The fact that Rainer Gross incorporates company logos or signets of pop culture like the Batman symbol or Mickey Mouse in his “Contact Paintings” shows that he wants to integrate an external relation, a subject matter in his painting again. But it would be premature to say that by doing so he had left abstract painting. One could even say that the “Logo Paintings” are abstractions of abstractions. This is because logos are in themselves abstract, sign-like compactions not only as indicators of certain products, but also of fundamental principles of global capitalism (the role of advertising, the big companies as global players a.s.o.); in many cases logos very decisively stand for a sense of life. The white curved lettering on red background of Coca Cola, for instance, stands like no other symbol for the American Way of Life and is understood this way all over the world and quoted in many contexts. Newer logos like those of Apple, Facebook or Twitter stand for the lifestyle of the younger generation, integrating as a matter of course being online and communication in social networks.

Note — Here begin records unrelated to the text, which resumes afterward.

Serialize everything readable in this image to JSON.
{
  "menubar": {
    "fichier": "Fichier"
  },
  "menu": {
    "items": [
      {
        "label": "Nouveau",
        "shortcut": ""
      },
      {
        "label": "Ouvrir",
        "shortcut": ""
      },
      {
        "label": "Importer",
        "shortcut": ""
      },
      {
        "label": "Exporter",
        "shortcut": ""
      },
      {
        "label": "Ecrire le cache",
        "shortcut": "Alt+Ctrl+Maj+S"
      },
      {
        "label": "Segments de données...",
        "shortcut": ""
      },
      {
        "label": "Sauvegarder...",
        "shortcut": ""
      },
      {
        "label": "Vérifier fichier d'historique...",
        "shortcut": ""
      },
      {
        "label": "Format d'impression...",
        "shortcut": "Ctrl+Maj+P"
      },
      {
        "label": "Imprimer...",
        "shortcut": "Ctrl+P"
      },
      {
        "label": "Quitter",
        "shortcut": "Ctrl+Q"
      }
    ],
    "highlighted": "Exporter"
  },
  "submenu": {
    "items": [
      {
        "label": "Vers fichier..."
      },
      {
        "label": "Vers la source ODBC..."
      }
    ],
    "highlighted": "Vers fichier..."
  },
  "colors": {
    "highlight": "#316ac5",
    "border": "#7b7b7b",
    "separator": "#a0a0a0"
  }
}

By fragmenting the signs and partly showing them in reverse or turning them out of their usual position he plays with an effect of alienation. In some cases one will immediately recognize the logos, in others, the process of abstraction has gone so far as to make recognition more difficult or leave the beholder in uncertainty. Since the creation of a series of 41 by 41 cm (16.14 by 16.14 in) large “Logo Paintings” on paper from summer 2011 onwards, he has compiled a whole panorama of predominantly American and German company logos. Looking at these works one realises, how strongly the collective memory, mainly influenced by advertising and the mass media, is studded with company logos. Fragmenting allows Gross to play with alienation and recognition, leading to amusing effects, when, for instance, the LEGO-logo of the Danish
building-set system is shortened in a way so that initially you only see “EGO” – a sudden reminder that the sociology of the post-modern individual already speaks of “patchwork identities” and “Crafting existence”.
With the logo as motif Rainer Gross is consciously joining the specific context of American painting. It will suffice to name just a few examples: Just think of Edward Hopper’s famous gas station painting “Gas” of 1940 with the winged red horse of the Mobilgas Company, of Larry Rivers’ countless paraphrases of the Camel cigarette packs or of Andy Warhol’s Brillo-Boxes and Campbell’s Soup cans, and not to forget Robert Indiana, who changed the word “love” into a pop logo of world-wide recognition. By using company logos in American Pop art, painting and graphic design meet at eye-level, and it just there that Gross’s “Logo Paintings” differ, as they are decisive painterly adaptations of these Pop art motifs. Logos depend on clarity, on easy readability and recognition. This way they represent a unequivocal, “clean” image. In every day life we therefore always meet logos printed in strong colours on glossy paper, as neon ads or on computer screens, on polished surfaces of plastic or metal. In Rainer Gross’s work the colours are broken, the surfaces roughened, and the readability made difficult by fragmentation. A lot of his logos look as if the ravages of time have been at them, as if they were weathered billboards, archaeological finds of a long distanced future, in which one looks, bewildered, at the remnants of the 20th and 21st Centuries. Is that a quiet expression of irony, a hint at criticism of capitalism – and thus a typically European view of consumerism? It is, probably, more subtle: Rainer Gross looks at a phenomenon of today’s world with the eyes of a painter, a phenomenon that reduces our perception to a simple stimulus-reaction pattern. A curved yellow M on a red surface – McDonald’s – and promptly follows a locked schema: Fast Food, like it or leave it. Logos are there to transmit information fast so that we can react to it. By transubstantiating this element of our present information-swamped visual culture into painting, he slows recognition down: The logos as such are recognisable and yet they turn into something else; Colours, forms, nuances, contrasts, materially prehensile surfaces, textures. Under the eyes of the painter recognition is being decelerated: Looking at the “Logo Paintings” we understand more, differently, more nuances, and more consciously than in everyday life, where we only react reflexively to visual stimuli. Rainer Gross’s painting does not content itself with affirmation.